In the midst of a chaotic world, where it seems our hold on any kind of normalcy is fragile and brittle at best, I turn to the only things I think I can control. Limiting God and closing Him up in a box within us is less a sign of our narcissistic, self-involved tendency and more about our need for consistency, for routine, for a semblance of a guarantee. After living through the last 18 months, dealt blow after blow after blow and the realization of how little we truly have control over, it’s only natural to exert what infinitesimal amount of control we have, but we cannot expect the God of the universe to come under our control.

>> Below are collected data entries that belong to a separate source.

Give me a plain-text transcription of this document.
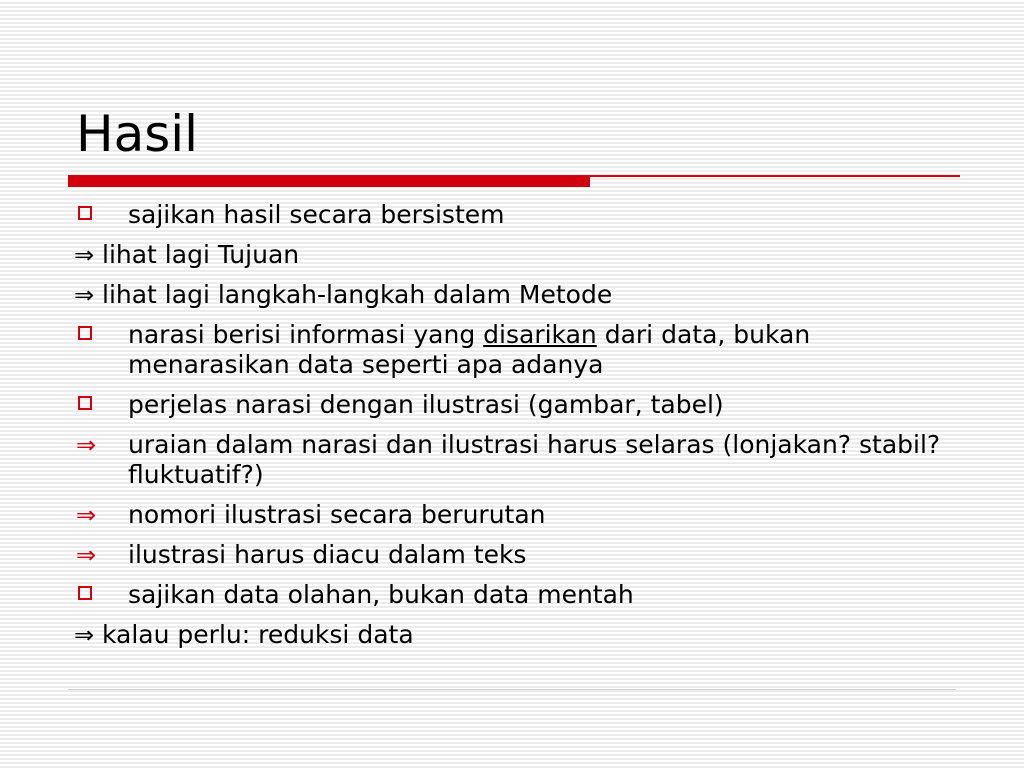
Hasil
sajikan hasil secara bersistem
⇒ lihat lagi Tujuan
⇒ lihat lagi langkah-langkah dalam Metode
narasi berisi informasi yang disarikan dari data, bukan menarasikan data seperti apa adanya
perjelas narasi dengan ilustrasi (gambar, tabel)
⇒ uraian dalam narasi dan ilustrasi harus selaras (lonjakan? stabil? fluktuatif?)
⇒ nomori ilustrasi secara berurutan
⇒ ilustrasi harus diacu dalam teks
sajikan data olahan, bukan data mentah
⇒ kalau perlu: reduksi data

God, who holds the whole world in his outstretched palm like a shiny, round marble;
God, who was present in the dark of the beginning, the before, and who remains always;
God, who commands oceans, mountains, and hurricanes.

If you think about it, it’s laughable we feel we have the same kind of control as God. I can’t even control sudden outbursts of toddler anger or the food he puts in his mouth, much less command an ocean to be still or a mountain to please move over to left just a bit. This is how we think about God when we confine Him to that inner courtyard of our heart, telling Him what He can and cannot get involved with in our lives.

If you’ve never been awoken in the middle of the night by a fire alarm and a strobing light, there’s nothing quite as jarring. Mothers expect their babies to cry out in the wee hours of the morning. Dog owners expect their dogs to bark at passersby or the mail carrier. But almost no one expects to be drug from sleep by flashing light and deafening sound.

It’s a wakeup call to danger and to our need for control. Only after we see the limits we put on God, the confinement we placed Him within inside our hearts can we begin the work of deconstructing them. In their place, a dusty path, a warm welcoming glow, and a delighted smile from our friend, Jesus.